Passados exatos 133 anos da sanção da Lei Áurea pela princesa Isabel, em 13 de maio de 1888, os brasileiros ainda convivem com a escravidão ou com uma condição análoga a ela rotineiramente e a desigualdade entre negros e brancos continua escandalosa. A lei imperial 3.353 solucionou o grande problema da liberdade dos escravos, mas manteve os indivíduos das duas raças profundamente desiguais e sem condições de competir, com permanente desvantagem para os negros — empurrados para o ponto mais baixo da pirâmide social.
O Brasil foi o último país americano a abolir a escravidão. E também foi o lugar que mais recebeu escravos africanos ao longo de sua história. Calcula-se que entre 1550 e 1860 cerca de 4,8 milhões de pessoas tenham sido trazidas contra a vontade da África para o Brasil. As relações de poder do velho sistema se entranharam na cultura nacional e deixaram um passivo gigantesco de injustiça e preconceito, encoberto pelo mito da democracia racial, que até hoje não foi superado.

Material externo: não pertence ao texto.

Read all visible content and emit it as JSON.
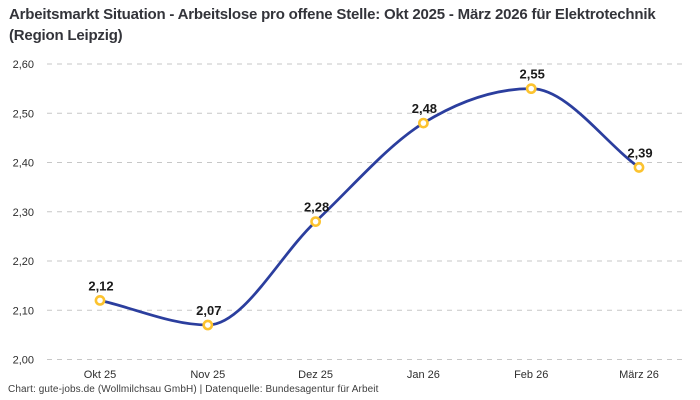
{
  "title": "Arbeitsmarkt Situation - Arbeitslose pro offene Stelle: Okt 2025 - März 2026 für Elektrotechnik (Region Leipzig)",
  "footer": "Chart: gute-jobs.de (Wollmilchsau GmbH) | Datenquelle: Bundesagentur für Arbeit",
  "colors": {
    "line": "#2B3E9E",
    "marker_ring": "#FCC32F",
    "marker_fill": "#FFFFFF",
    "gridline": "#C7C7C7",
    "title_text": "#33343A",
    "axis_text": "#2E2E2E",
    "label_text": "#1B1B1B",
    "background": "#FFFFFF"
  },
  "chart_data": {
    "type": "line",
    "title": "Arbeitsmarkt Situation - Arbeitslose pro offene Stelle: Okt 2025 - März 2026 für Elektrotechnik (Region Leipzig)",
    "categories": [
      "Okt 25",
      "Nov 25",
      "Dez 25",
      "Jan 26",
      "Feb 26",
      "März 26"
    ],
    "series": [
      {
        "name": "Arbeitslose pro offene Stelle",
        "values": [
          2.12,
          2.07,
          2.28,
          2.48,
          2.55,
          2.39
        ],
        "point_labels": [
          "2,12",
          "2,07",
          "2,28",
          "2,48",
          "2,55",
          "2,39"
        ]
      }
    ],
    "xlabel": "",
    "ylabel": "",
    "ylim": [
      2.0,
      2.6
    ],
    "y_ticks": [
      2.0,
      2.1,
      2.2,
      2.3,
      2.4,
      2.5,
      2.6
    ],
    "y_tick_labels": [
      "2,00",
      "2,10",
      "2,20",
      "2,30",
      "2,40",
      "2,50",
      "2,60"
    ],
    "grid": "horizontal dashed",
    "legend": "none",
    "line_style": "smooth monotone curve",
    "marker": "open circle"
  }
}
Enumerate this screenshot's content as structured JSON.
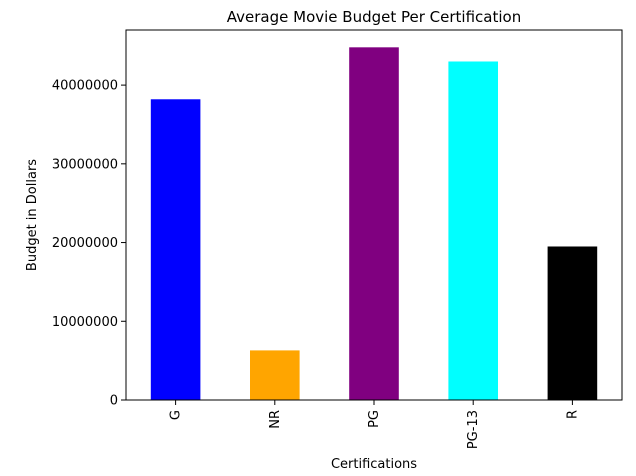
{
  "chart_data": {
    "type": "bar",
    "title": "Average Movie Budget Per Certification",
    "xlabel": "Certifications",
    "ylabel": "Budget in Dollars",
    "categories": [
      "G",
      "NR",
      "PG",
      "PG-13",
      "R"
    ],
    "values": [
      38200000,
      6300000,
      44800000,
      43000000,
      19500000
    ],
    "colors": [
      "#0000ff",
      "#ffa500",
      "#800080",
      "#00ffff",
      "#000000"
    ],
    "ylim": [
      0,
      47000000
    ],
    "yticks": [
      0,
      10000000,
      20000000,
      30000000,
      40000000
    ],
    "ytick_labels": [
      "0",
      "10000000",
      "20000000",
      "30000000",
      "40000000"
    ],
    "grid": false,
    "legend": "none"
  }
}
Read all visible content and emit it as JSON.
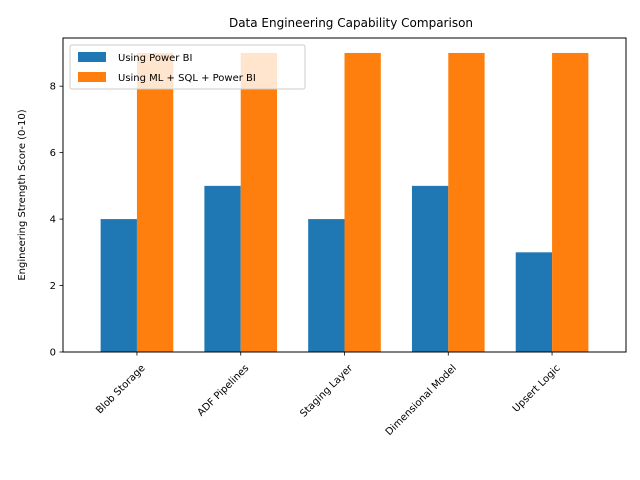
{
  "chart_data": {
    "type": "bar",
    "title": "Data Engineering Capability Comparison",
    "xlabel": "",
    "ylabel": "Engineering Strength Score (0-10)",
    "categories": [
      "Blob Storage",
      "ADF Pipelines",
      "Staging Layer",
      "Dimensional Model",
      "Upsert Logic"
    ],
    "series": [
      {
        "name": "Using Power BI",
        "values": [
          4,
          5,
          4,
          5,
          3
        ],
        "color": "#1f77b4"
      },
      {
        "name": "Using ML + SQL + Power BI",
        "values": [
          9,
          9,
          9,
          9,
          9
        ],
        "color": "#ff7f0e"
      }
    ],
    "ylim": [
      0,
      9.45
    ],
    "yticks": [
      0,
      2,
      4,
      6,
      8
    ],
    "ytick_labels": [
      "0",
      "2",
      "4",
      "6",
      "8"
    ],
    "grid": false,
    "legend_position": "top-left"
  }
}
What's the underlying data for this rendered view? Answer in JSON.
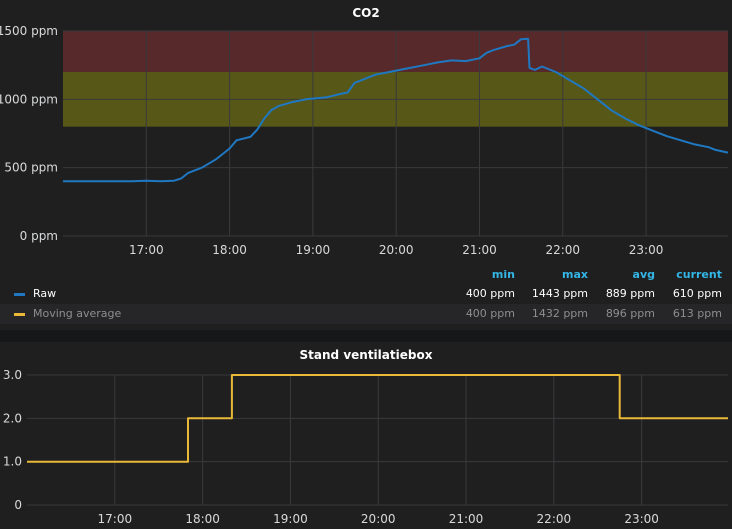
{
  "panels": {
    "co2": {
      "title": "CO2",
      "legend": {
        "headers": [
          "min",
          "max",
          "avg",
          "current"
        ],
        "rows": [
          {
            "name": "Raw",
            "color": "#1f78c1",
            "min": "400 ppm",
            "max": "1443 ppm",
            "avg": "889 ppm",
            "current": "610 ppm"
          },
          {
            "name": "Moving average",
            "color": "#eab839",
            "min": "400 ppm",
            "max": "1432 ppm",
            "avg": "896 ppm",
            "current": "613 ppm"
          }
        ]
      }
    },
    "vent": {
      "title": "Stand ventilatiebox"
    }
  },
  "chart_data": [
    {
      "type": "line",
      "title": "CO2",
      "x_ticks": [
        "17:00",
        "18:00",
        "19:00",
        "20:00",
        "21:00",
        "22:00",
        "23:00"
      ],
      "y_ticks": [
        "0 ppm",
        "500 ppm",
        "1000 ppm",
        "1500 ppm"
      ],
      "xlim": [
        "16:00",
        "23:59"
      ],
      "ylim": [
        0,
        1500
      ],
      "grid": true,
      "thresholds": [
        {
          "from": 800,
          "to": 1200,
          "color": "#6b6b16"
        },
        {
          "from": 1200,
          "to": 1500,
          "color": "#6b2e2e"
        }
      ],
      "series": [
        {
          "name": "Raw",
          "color": "#1f78c1",
          "points": [
            [
              "16:00",
              400
            ],
            [
              "16:30",
              400
            ],
            [
              "16:50",
              400
            ],
            [
              "17:00",
              405
            ],
            [
              "17:10",
              400
            ],
            [
              "17:20",
              405
            ],
            [
              "17:25",
              420
            ],
            [
              "17:30",
              460
            ],
            [
              "17:40",
              500
            ],
            [
              "17:50",
              560
            ],
            [
              "17:55",
              600
            ],
            [
              "18:00",
              640
            ],
            [
              "18:05",
              700
            ],
            [
              "18:15",
              725
            ],
            [
              "18:20",
              780
            ],
            [
              "18:25",
              860
            ],
            [
              "18:30",
              920
            ],
            [
              "18:35",
              950
            ],
            [
              "18:45",
              980
            ],
            [
              "18:55",
              1000
            ],
            [
              "19:10",
              1015
            ],
            [
              "19:20",
              1040
            ],
            [
              "19:25",
              1050
            ],
            [
              "19:30",
              1120
            ],
            [
              "19:35",
              1140
            ],
            [
              "19:45",
              1180
            ],
            [
              "19:55",
              1200
            ],
            [
              "20:00",
              1210
            ],
            [
              "20:10",
              1230
            ],
            [
              "20:20",
              1250
            ],
            [
              "20:30",
              1270
            ],
            [
              "20:40",
              1285
            ],
            [
              "20:50",
              1280
            ],
            [
              "21:00",
              1300
            ],
            [
              "21:05",
              1340
            ],
            [
              "21:10",
              1360
            ],
            [
              "21:20",
              1390
            ],
            [
              "21:25",
              1400
            ],
            [
              "21:30",
              1440
            ],
            [
              "21:35",
              1443
            ],
            [
              "21:36",
              1230
            ],
            [
              "21:40",
              1215
            ],
            [
              "21:45",
              1240
            ],
            [
              "21:55",
              1200
            ],
            [
              "22:05",
              1140
            ],
            [
              "22:15",
              1080
            ],
            [
              "22:25",
              1000
            ],
            [
              "22:35",
              920
            ],
            [
              "22:45",
              860
            ],
            [
              "22:55",
              810
            ],
            [
              "23:05",
              770
            ],
            [
              "23:15",
              730
            ],
            [
              "23:25",
              700
            ],
            [
              "23:35",
              670
            ],
            [
              "23:45",
              650
            ],
            [
              "23:50",
              630
            ],
            [
              "23:59",
              610
            ]
          ]
        },
        {
          "name": "Moving average",
          "color": "#eab839",
          "points": []
        }
      ]
    },
    {
      "type": "line",
      "title": "Stand ventilatiebox",
      "x_ticks": [
        "17:00",
        "18:00",
        "19:00",
        "20:00",
        "21:00",
        "22:00",
        "23:00"
      ],
      "y_ticks": [
        "0",
        "1.0",
        "2.0",
        "3.0"
      ],
      "xlim": [
        "16:00",
        "23:59"
      ],
      "ylim": [
        0,
        3
      ],
      "grid": true,
      "series": [
        {
          "color": "#eab839",
          "points": [
            [
              "16:00",
              1
            ],
            [
              "17:50",
              1
            ],
            [
              "17:50",
              2
            ],
            [
              "18:20",
              2
            ],
            [
              "18:20",
              3
            ],
            [
              "22:45",
              3
            ],
            [
              "22:45",
              2
            ],
            [
              "23:59",
              2
            ]
          ]
        }
      ]
    }
  ]
}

“A Lei Áurea foi uma lei muito breve, muito conservadora, não veio acompanhada de nenhum projeto de inclusão social e nem foi capaz de redimir desigualdades assentadas ou apagar hierarquias naturalizadas”, diz a historiadora Lilia Moritz Schwarcz, organizadora, junto com Flávio dos Santos Gomes, do “Dicionário da Escravidão e Liberdade” (Companhia das Letras), lançado a propósito da efeméride abolicionista. “E o racismo estrutural que experimentamos hoje no Brasil não é só herança — novas formas de racismo estão sendo construídas e se expressam na educação, na saúde ou nos números da violência contra os jovens.” Em muitos aspectos, a Lei Áurea condenou uma grande parte da população a permanecer nas margens da sociedade. A condição de trabalho do liberto continuou extremamente precária e para o negro não houve nenhum tipo de proteção legal, trabalhista e social.

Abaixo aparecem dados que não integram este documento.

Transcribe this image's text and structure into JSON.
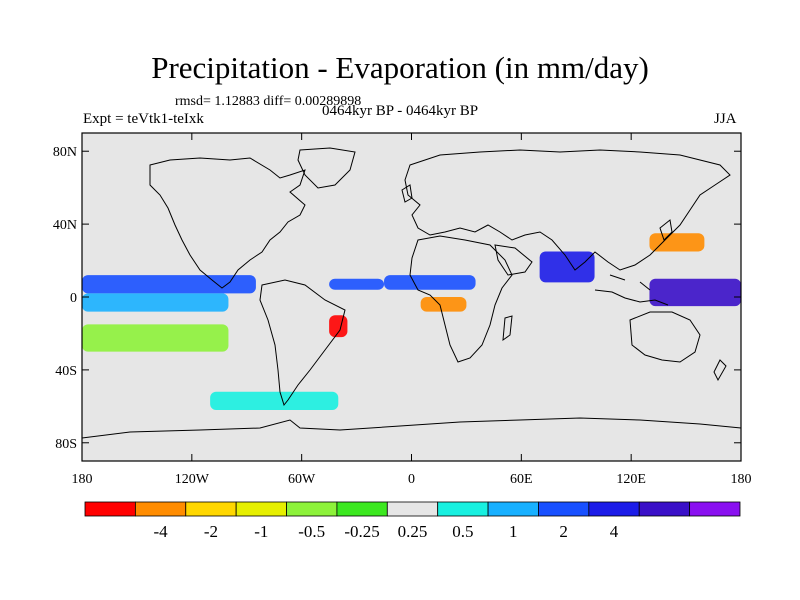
{
  "title": "Precipitation - Evaporation (in mm/day)",
  "stats": "rmsd= 1.12883  diff= 0.00289898",
  "expt_label": "Expt = teVtk1-teIxk",
  "period_label": "0464kyr BP - 0464kyr BP",
  "season": "JJA",
  "y_ticks": [
    {
      "value": 80,
      "label": "80N"
    },
    {
      "value": 40,
      "label": "40N"
    },
    {
      "value": 0,
      "label": "0"
    },
    {
      "value": -40,
      "label": "40S"
    },
    {
      "value": -80,
      "label": "80S"
    }
  ],
  "x_ticks": [
    {
      "value": -180,
      "label": "180"
    },
    {
      "value": -120,
      "label": "120W"
    },
    {
      "value": -60,
      "label": "60W"
    },
    {
      "value": 0,
      "label": "0"
    },
    {
      "value": 60,
      "label": "60E"
    },
    {
      "value": 120,
      "label": "120E"
    },
    {
      "value": 180,
      "label": "180"
    }
  ],
  "lon_range": [
    -180,
    180
  ],
  "lat_range": [
    -90,
    90
  ],
  "colorbar": {
    "colors": [
      "#ff0000",
      "#ff8c00",
      "#ffd700",
      "#e6ef00",
      "#8df23a",
      "#3ce820",
      "#e6e6e6",
      "#18f0e0",
      "#18b0ff",
      "#1850ff",
      "#1c1ce8",
      "#3a10c8",
      "#8a10f0"
    ],
    "labels": [
      "-4",
      "-2",
      "-1",
      "-0.5",
      "-0.25",
      "0.25",
      "0.5",
      "1",
      "2",
      "4"
    ]
  },
  "field_bands": [
    {
      "lat": [
        2,
        12
      ],
      "lon": [
        -180,
        -85
      ],
      "level": 9
    },
    {
      "lat": [
        -8,
        2
      ],
      "lon": [
        -180,
        -100
      ],
      "level": 8
    },
    {
      "lat": [
        4,
        10
      ],
      "lon": [
        -45,
        -15
      ],
      "level": 9
    },
    {
      "lat": [
        4,
        12
      ],
      "lon": [
        -15,
        35
      ],
      "level": 9
    },
    {
      "lat": [
        -8,
        0
      ],
      "lon": [
        5,
        30
      ],
      "level": 1
    },
    {
      "lat": [
        -22,
        -10
      ],
      "lon": [
        -45,
        -35
      ],
      "level": 0
    },
    {
      "lat": [
        8,
        25
      ],
      "lon": [
        70,
        100
      ],
      "level": 10
    },
    {
      "lat": [
        -5,
        10
      ],
      "lon": [
        130,
        180
      ],
      "level": 11
    },
    {
      "lat": [
        25,
        35
      ],
      "lon": [
        130,
        160
      ],
      "level": 1
    },
    {
      "lat": [
        -30,
        -15
      ],
      "lon": [
        -180,
        -100
      ],
      "level": 4
    },
    {
      "lat": [
        -62,
        -52
      ],
      "lon": [
        -110,
        -40
      ],
      "level": 7
    }
  ]
}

Segundo os dados mais recentes levantados pela Organização Internacional do Trabalho, mais de 40 milhões de pessoas foram vítimas da escravidão moderna no mundo. Estima-se que 160 mil pessoas no Brasil sofram, atualmente, com condições de trabalho análogas à escravidão. A Secretaria de Inspeção do Trabalho mostra que de 1995 a junho de 2020 foram resgatados 55.013 trabalhadores nessa situação. Negros e pardos, de acordo com dados do Ministério Público do Trabalho, representam mais de 64% das pessoas que foram resgatadas dessa situação degradante nos últimos 15 anos.
É possível identificar o trabalho escravo contemporâneo quando o trabalhador tem jornadas de trabalho exaustivas, servidão por dívidas, retenção de documentos, confusão do local de moradia com o de trabalho, ameaças e muitas outras situações que tiram a dignidade do ser humano.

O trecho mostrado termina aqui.